Even with Coventry City currently in the throes of administration, denied a home stadium and with a transfer embargo imposed. "I absolutely love this job," says Pressley.
You're tempted to ask: if there is a youth team around, does a manager such as Pressley even care about a limit on signing new players? True to form the former Falkirk manager has released 19 players from last season and, barring one or two old bods, has filled his team with galloping youngsters from the Coventry nursery teams.
This so-called crisis club started the season with a 10-point penalty deduction and in a similar situation to Hearts, the club with which Pressley is best associated. But rather than remain rooted to the bottom of the table, Coventry have instead rocketed up League One, and would currently be in the play-off spots but for their points disadvantage.
They also have in Pressley a manager who has won four of his last five and is a shoo-in for his league's manager of the month award for October.
How has he done it? You might find some of this familiar . . .
"When I first arrived I looked at the playing squad here and asked myself: 'could these guys buy in to the high-intensity, high-pressing game I want to deliver at Coventry City?'" he says. "In many cases I decided, no, so what I've put in place instead is a small, tight squad which is young and energetic and extremely hungry.
"I got the Coventry job because of my emphasis on youth, and the way I went about things at Falkirk. It is central to my philosophy. I've studied quite a lot of the situations around Europe, and even at some of the great clubs like Borussia Dortmund, Bayern Munich, Barcelona and others in Spain, these clubs are built around youth. If you get it right with youth, you get something that money can't buy."
Just think of the temerity of this. Due to the complex wrangles over Coventry's ownership and administration, the football authorities tell Pressley he can only sign a new player in extremely limiting circumstances. Pressley, in response, ships out a whole gang of what he's got, and brings next to nobody new in. Andy Webster is one of only two players he has signed this season.
"In the early stages here I had a lot of off-field politics to contend with, and some of that is still dragging on. But, in terms of my team, I've done a total turnaround: I've shipped 19 players out. I'm now working with a stack of youngsters who were on the periphery, but whom I've promoted.
"Of course you need experience, but the hunger and energy you get from young players is something I value highly. What I have now is a complete buy-in from every player in terms of how I want the team to play."

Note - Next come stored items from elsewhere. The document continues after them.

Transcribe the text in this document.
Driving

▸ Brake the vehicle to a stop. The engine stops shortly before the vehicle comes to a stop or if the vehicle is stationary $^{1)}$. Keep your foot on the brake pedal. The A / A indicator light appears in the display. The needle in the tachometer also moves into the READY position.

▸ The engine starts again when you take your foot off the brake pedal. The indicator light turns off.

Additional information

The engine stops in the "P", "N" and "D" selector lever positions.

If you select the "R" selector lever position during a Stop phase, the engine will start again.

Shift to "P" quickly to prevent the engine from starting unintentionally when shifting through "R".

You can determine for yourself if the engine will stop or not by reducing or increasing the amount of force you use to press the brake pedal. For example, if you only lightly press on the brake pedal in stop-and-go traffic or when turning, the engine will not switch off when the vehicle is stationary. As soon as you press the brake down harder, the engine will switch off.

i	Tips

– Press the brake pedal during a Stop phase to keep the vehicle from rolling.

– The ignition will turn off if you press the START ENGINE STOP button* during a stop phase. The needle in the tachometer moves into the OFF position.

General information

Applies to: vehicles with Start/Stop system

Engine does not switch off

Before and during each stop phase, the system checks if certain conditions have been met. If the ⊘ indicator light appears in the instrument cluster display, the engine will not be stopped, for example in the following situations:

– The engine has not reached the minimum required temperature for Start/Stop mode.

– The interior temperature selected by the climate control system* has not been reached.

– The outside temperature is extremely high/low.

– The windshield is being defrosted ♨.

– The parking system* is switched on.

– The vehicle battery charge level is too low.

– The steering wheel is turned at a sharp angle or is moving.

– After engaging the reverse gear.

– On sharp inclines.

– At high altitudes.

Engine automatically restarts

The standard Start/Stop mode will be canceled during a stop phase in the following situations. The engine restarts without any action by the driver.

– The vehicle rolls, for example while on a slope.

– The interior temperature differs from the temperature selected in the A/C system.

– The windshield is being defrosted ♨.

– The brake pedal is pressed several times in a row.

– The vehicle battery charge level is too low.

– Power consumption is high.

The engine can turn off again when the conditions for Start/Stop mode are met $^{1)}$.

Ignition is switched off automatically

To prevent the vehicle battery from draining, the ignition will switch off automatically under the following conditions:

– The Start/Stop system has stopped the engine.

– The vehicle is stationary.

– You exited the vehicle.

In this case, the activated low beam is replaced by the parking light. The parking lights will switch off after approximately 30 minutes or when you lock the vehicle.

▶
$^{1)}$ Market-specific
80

Pressley cites one player, amid it all, as being "immense" so far. "John Fleck has been outstanding for me. He has been absolutely incredible. He plays in central midfield, but he's not a No.10, he's the playmaker, the quarterback if you like. The question was asked of John, 'how will he do in terms of pressing, in terms of the intensity of our game?' Well I can tell you, he is doing brilliantly."
There were quite a few eyebrows raised when Pressley first went to Coventry eight months ago. The club was lurching towards administration, with its parent company heading to liquidation, and Pressley appeared to be leaping into a fire. But he says he knew what he was about to face.
"I was perfectly aware of what was going on. The politics of it all has dragged on and on, but if you can get results it covers up a whole lot of other ills. The Coventry fans want to see good, exciting, energetic football, and that's what they are getting. Right now I'm getting results and our progress is good."
All this, and Pressley and Coventry have to play every home game at the Sixfields Stadium in Northampton, 34 miles away, due to a rental wrangle with the owners of the Ricoh Arena. Some fans even boycott "home" games due to the saga going on around the club.
"I hope we can find a solution to the stadium issue, because we obviously want to be playing at home," says Pressley. "I just hope a solution can be found. The local press down here is reporting it might be resolved soon, so here's hoping."
None of this, however, has dampened Pressley's appetite for working in England. It is where he wants to stay - a recurring theme among Scottish managers these days - and he makes unfavourable comparisons between his football life north of the border and what he has discovered in the south.
"I'll never decry Scottish football, I love the game in Scotland, but I do find the atmospheres down here far, far better," says Pressley. "Over the last five years or so I found the atmospheres in Scotland to be terrible, and in a real sort of decline.
"Down here you get singing at games, you get drums being beaten. In Scotland I found more and more that people were just turning up and criticising, rather than creating an atmosphere. No drums, no singing. In England, some games are like a carnival. My goal is to be in England for the long haul.
"I plan to be at Coventry for the long haul. A whole bunch of my young players have just signed new contracts, so I feel I owe them. But you never know in football, do you? I'm getting fairly decent press down here right now, but ask me in two months' time and this conversation might be totally different. You can't look too far ahead."